Bell merkte außerdem an, dass das Krankenhauspersonal die Kinder rechtzeitig nach dem ersten Ertönen der Luftschutzsirenen in Bunker evakuierte, was die Zahl der Opfer wahrscheinlich verringerte.
Gleichzeitig beschuldigen russische Propagandisten und einige Beamte die Ukraine weiterhin der Zerstörung des Krankenhauses und behaupten, die Einrichtung sei von einer Rakete eines NASAMS- oder Patriot-Flugabwehrsystems getroffen worden. Der Telegram-Kanal „Krieg mit Fälschungen“ veröffentlicht eine Version, der zufolge die im Video dargestellte Rakete vollständig den Eigenschaften des Flugabwehrsystems entspricht und betont zudem das Fehlen der für die Kh-101-Rakete charakteristischen Geräusche.

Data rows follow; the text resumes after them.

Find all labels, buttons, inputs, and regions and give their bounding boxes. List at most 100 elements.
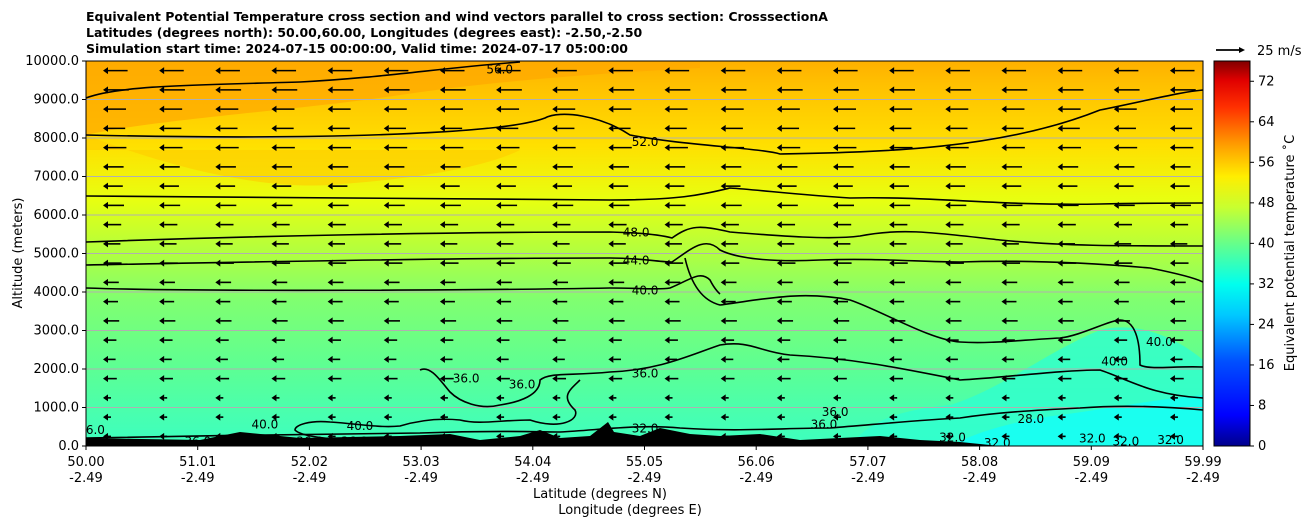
wind-arrow xyxy=(1001,413,1010,421)
wind-arrow xyxy=(1169,144,1194,152)
wind-arrow xyxy=(608,375,623,383)
x-tick-label-lat: 54.04 xyxy=(514,455,551,470)
wind-arrow xyxy=(496,105,520,113)
contour-label: 36.0 xyxy=(341,434,368,448)
wind-arrow xyxy=(439,336,454,344)
colorbar xyxy=(1214,61,1250,446)
wind-arrow xyxy=(103,298,118,306)
wind-arrow xyxy=(664,298,680,306)
wind-arrow xyxy=(1001,375,1016,383)
wind-arrow xyxy=(496,278,512,286)
wind-arrow xyxy=(552,298,568,306)
wind-arrow xyxy=(1001,298,1017,306)
wind-arrow xyxy=(439,144,464,152)
x-tick-label-lat: 59.09 xyxy=(1073,455,1110,470)
wind-arrow xyxy=(383,105,407,113)
wind-arrow xyxy=(720,432,729,440)
upper-warm-lobe xyxy=(86,135,520,186)
wind-arrow xyxy=(159,259,178,267)
wind-arrow xyxy=(271,355,285,363)
wind-arrow xyxy=(383,144,408,152)
wind-arrow xyxy=(776,336,791,344)
contour-label: 36.0 xyxy=(822,405,849,419)
wind-arrow xyxy=(1057,124,1080,132)
wind-arrow xyxy=(889,432,898,440)
wind-arrow xyxy=(552,201,574,209)
y-tick-label: 8000.0 xyxy=(34,131,80,146)
wind-arrow xyxy=(664,67,690,75)
wind-arrow xyxy=(776,182,797,190)
wind-arrow xyxy=(1113,432,1122,440)
contour-label: 32.0 xyxy=(632,421,659,435)
wind-arrow xyxy=(327,163,349,171)
wind-arrow xyxy=(945,144,969,152)
wind-arrow xyxy=(833,86,859,94)
wind-arrow xyxy=(720,394,729,402)
x-tick-label-lon: -2.49 xyxy=(1074,471,1108,486)
wind-arrow xyxy=(215,67,240,75)
x-tick-label-lon: -2.49 xyxy=(963,471,997,486)
wind-arrow xyxy=(103,163,124,171)
wind-arrow xyxy=(776,124,800,132)
wind-arrow xyxy=(1057,336,1072,344)
wind-arrow xyxy=(945,413,954,421)
wind-arrow xyxy=(945,432,954,440)
wind-arrow xyxy=(776,163,798,171)
wind-arrow xyxy=(439,413,448,421)
wind-arrow xyxy=(833,278,849,286)
wind-arrow xyxy=(496,124,519,132)
wind-arrow xyxy=(1001,355,1015,363)
wind-arrow xyxy=(608,278,625,286)
contour-label: 36.0 xyxy=(632,367,659,381)
wind-arrow xyxy=(327,432,336,440)
wind-arrow xyxy=(552,67,577,75)
wind-arrow xyxy=(271,163,293,171)
wind-arrow xyxy=(664,375,679,383)
wind-arrow xyxy=(103,278,119,286)
wind-arrow xyxy=(1057,317,1074,325)
wind-arrow xyxy=(1057,432,1066,440)
wind-arrow xyxy=(383,221,402,229)
wind-vectors xyxy=(103,67,1196,440)
wind-arrow xyxy=(720,240,739,248)
wind-arrow xyxy=(720,336,735,344)
wind-arrow xyxy=(159,355,172,363)
wind-arrow xyxy=(664,394,673,402)
wind-arrow xyxy=(159,144,183,152)
wind-arrow xyxy=(776,317,794,325)
wind-arrow xyxy=(159,105,183,113)
wind-arrow xyxy=(383,375,398,383)
wind-arrow xyxy=(327,355,341,363)
wind-arrow xyxy=(271,144,295,152)
wind-arrow xyxy=(833,144,857,152)
wind-arrow xyxy=(1057,67,1083,75)
wind-arrow xyxy=(496,86,522,94)
wind-arrow xyxy=(945,375,960,383)
wind-arrow xyxy=(383,182,404,190)
wind-arrow xyxy=(1169,432,1178,440)
wind-arrow xyxy=(327,298,343,306)
wind-arrow xyxy=(889,221,908,229)
wind-arrow xyxy=(496,298,512,306)
wind-arrow xyxy=(1113,163,1135,171)
wind-arrow xyxy=(215,221,234,229)
wind-arrow xyxy=(496,163,517,171)
wind-arrow xyxy=(1169,201,1191,209)
wind-arrow xyxy=(1113,298,1129,306)
wind-arrow xyxy=(776,221,796,229)
wind-arrow xyxy=(552,124,575,132)
wind-arrow xyxy=(1057,298,1073,306)
wind-arrow xyxy=(271,278,288,286)
wind-arrow xyxy=(664,317,681,325)
y-tick-label: 0.0 xyxy=(58,439,79,454)
wind-arrow xyxy=(889,394,898,402)
wind-arrow xyxy=(327,105,351,113)
wind-arrow xyxy=(1113,259,1133,267)
wind-arrow xyxy=(1169,278,1186,286)
colorbar-tick-label: 32 xyxy=(1258,277,1275,292)
wind-arrow xyxy=(720,317,737,325)
colorbar-label: Equivalent potential temperature ˚C xyxy=(1282,135,1298,371)
wind-arrow xyxy=(776,240,795,248)
colorbar-tick-label: 8 xyxy=(1258,398,1266,413)
contour-label: 36.0 xyxy=(296,434,323,448)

Das russische Verteidigungsministerium erklärte, die Rakete sei auf eine militärische Einrichtung abgefeuert worden und bestritt den Angriff auf das Krankenhaus. Putins Sprecher Dmitri Peskow betonte, der Angriff auf das Krankenhaus habe die Verwundbarkeit des Raketenabwehrsystems offengelegt. Ukrainische Strafverfolgungsbehörden haben ihrerseits neue Beweise gefunden, die darauf hindeuten, dass der Angriff auf das Krankenhaus in Ochmatdyt von russischen Streitkräften mit einer Kh-101-Rakete durchgeführt wurde. Die gefundenen Fragmente sind typisch für diesen Waffentyp, und die Art der Schäden stimmt mit dem Einschlag solcher Raketen überein.